We remain committed to progressing our work with as little disruption as possible. However, such a collaborative project depends on partners, including pension schemes and government, being able to contribute resources and views. The pensions industry and others are continuing to support us through various consultative exercises that we are undertaking and via the formation of the data working group and the usability working group.


Why does the Money and Pensions Service have to advertise and open their contract opportunities to competition?

As an arm’s length body (ALB) of the Department for Work and Pensions (DWP), the Money and Pensions Service is subject to the Public Contracts Regulations 2015 when purchasing supplies, services or works that exceed the current whole life contract value threshold of £122,976 (exc. VAT).

Value for money is fundamental and central to all procurement activities carried out which must be managed in line with HM Treasury’s Managing Public Money guidance.

Is it possible to meet with you and discuss our business and what service we provide?

To maintain equal treatment of suppliers, we cannot meet suppliers interested in bidding for future commercial opportunities. However, we will undertake market engagement for contracts that are complex or where requirements need the input of suppliers.

Pensions Dashboards Programme

What has the programme achieved since the Money and Pensions Service became responsible for the development of dashboards?

We give full updates of our progress every six months. The latest progress update report can be found on our website and is also available to download in PDF format.

What is the role of the PDP in delivering the MaPS dashboard?

The Money and Pensions Service will develop a dashboard as part of its function to provide information and guidance on pensions, but other organisations will also provide dashboards.

The Pensions Dashboards Programme is responsible for developing the required standards, specifications and technical requirements as well as the technology and governance to enable individuals to view all of their pensions data via their chosen dashboard. The Pensions Dashboards Programme will not develop a dashboard itself.

Why did the Industry Delivery Group change its name to the Pensions Dashboards Programme (PDP)?
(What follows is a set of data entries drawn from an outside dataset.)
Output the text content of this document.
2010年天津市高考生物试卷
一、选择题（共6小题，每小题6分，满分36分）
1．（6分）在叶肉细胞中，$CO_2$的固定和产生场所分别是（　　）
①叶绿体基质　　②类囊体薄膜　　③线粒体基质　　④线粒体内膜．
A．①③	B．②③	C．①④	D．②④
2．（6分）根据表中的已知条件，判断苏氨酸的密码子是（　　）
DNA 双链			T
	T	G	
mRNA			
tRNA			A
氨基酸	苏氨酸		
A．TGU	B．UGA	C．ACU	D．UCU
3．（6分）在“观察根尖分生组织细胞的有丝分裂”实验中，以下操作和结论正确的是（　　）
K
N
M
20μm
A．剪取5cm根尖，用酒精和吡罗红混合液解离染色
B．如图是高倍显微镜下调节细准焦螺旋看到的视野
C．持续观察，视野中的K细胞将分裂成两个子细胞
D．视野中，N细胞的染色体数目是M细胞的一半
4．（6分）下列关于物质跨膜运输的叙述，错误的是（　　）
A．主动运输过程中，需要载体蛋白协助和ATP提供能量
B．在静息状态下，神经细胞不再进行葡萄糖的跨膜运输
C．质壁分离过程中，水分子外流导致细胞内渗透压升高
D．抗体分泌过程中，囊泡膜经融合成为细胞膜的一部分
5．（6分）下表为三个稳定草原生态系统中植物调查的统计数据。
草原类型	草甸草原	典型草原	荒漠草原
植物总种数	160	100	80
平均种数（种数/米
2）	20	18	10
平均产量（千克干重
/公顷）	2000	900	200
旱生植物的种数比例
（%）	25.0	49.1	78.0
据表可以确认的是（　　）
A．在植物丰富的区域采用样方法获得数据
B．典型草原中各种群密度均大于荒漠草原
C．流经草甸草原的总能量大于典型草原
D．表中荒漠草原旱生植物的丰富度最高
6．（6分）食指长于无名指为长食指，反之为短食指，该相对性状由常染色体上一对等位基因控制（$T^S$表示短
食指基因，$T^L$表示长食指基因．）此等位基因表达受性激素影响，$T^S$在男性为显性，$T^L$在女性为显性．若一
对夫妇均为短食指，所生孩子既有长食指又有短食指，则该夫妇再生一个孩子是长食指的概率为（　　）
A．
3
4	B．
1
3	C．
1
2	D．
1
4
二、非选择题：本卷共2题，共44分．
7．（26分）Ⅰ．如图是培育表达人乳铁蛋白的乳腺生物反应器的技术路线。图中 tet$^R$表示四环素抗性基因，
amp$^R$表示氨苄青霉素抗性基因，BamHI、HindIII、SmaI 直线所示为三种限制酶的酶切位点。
After consulting with government delivery partners and key stakeholders, we changed our name to the Pensions Dashboards Programme in July 2020 to reflect the fact that this is a significant programme of work with multiple delivery partners across government and industry. The pensions industry continues to play a critical role in making pensions dashboards a reality and is represented on the PDP Steering Group and via industry working groups.

How does the Steering Group fit into the structure of MaPS and the PDP?

The Steering Group is responsible for reviewing the work of the PDP and providing strategic direction. It is made up of voluntary representatives from the pensions industry and consumer organisations. The PDP Principal, Chris Curry, acts as the Chair for the steering group and represents the feedback of the steering group when taking decisions to the MaPS pensions dashboards sub-committee.

Find out more about the Steering Group.

How do you work with organisations that may want to develop dashboards in the future?

The Pensions Dashboards Programme is solely responsible for enabling and delivering the central digital architecture requirements which will help connect pensions dashboards with pensions schemes and pensions providers.

We have set up a Usability Working Group (UWG) to gather and share key insights on user needs with representatives from consumer bodies and potential dashboard providers.

The key purpose of the UWG is to ensure the user is fully represented in the development of Pensions Dashboards. The group will also help dashboard providers to develop simple to use and engaging pensions dashboards that meet user needs.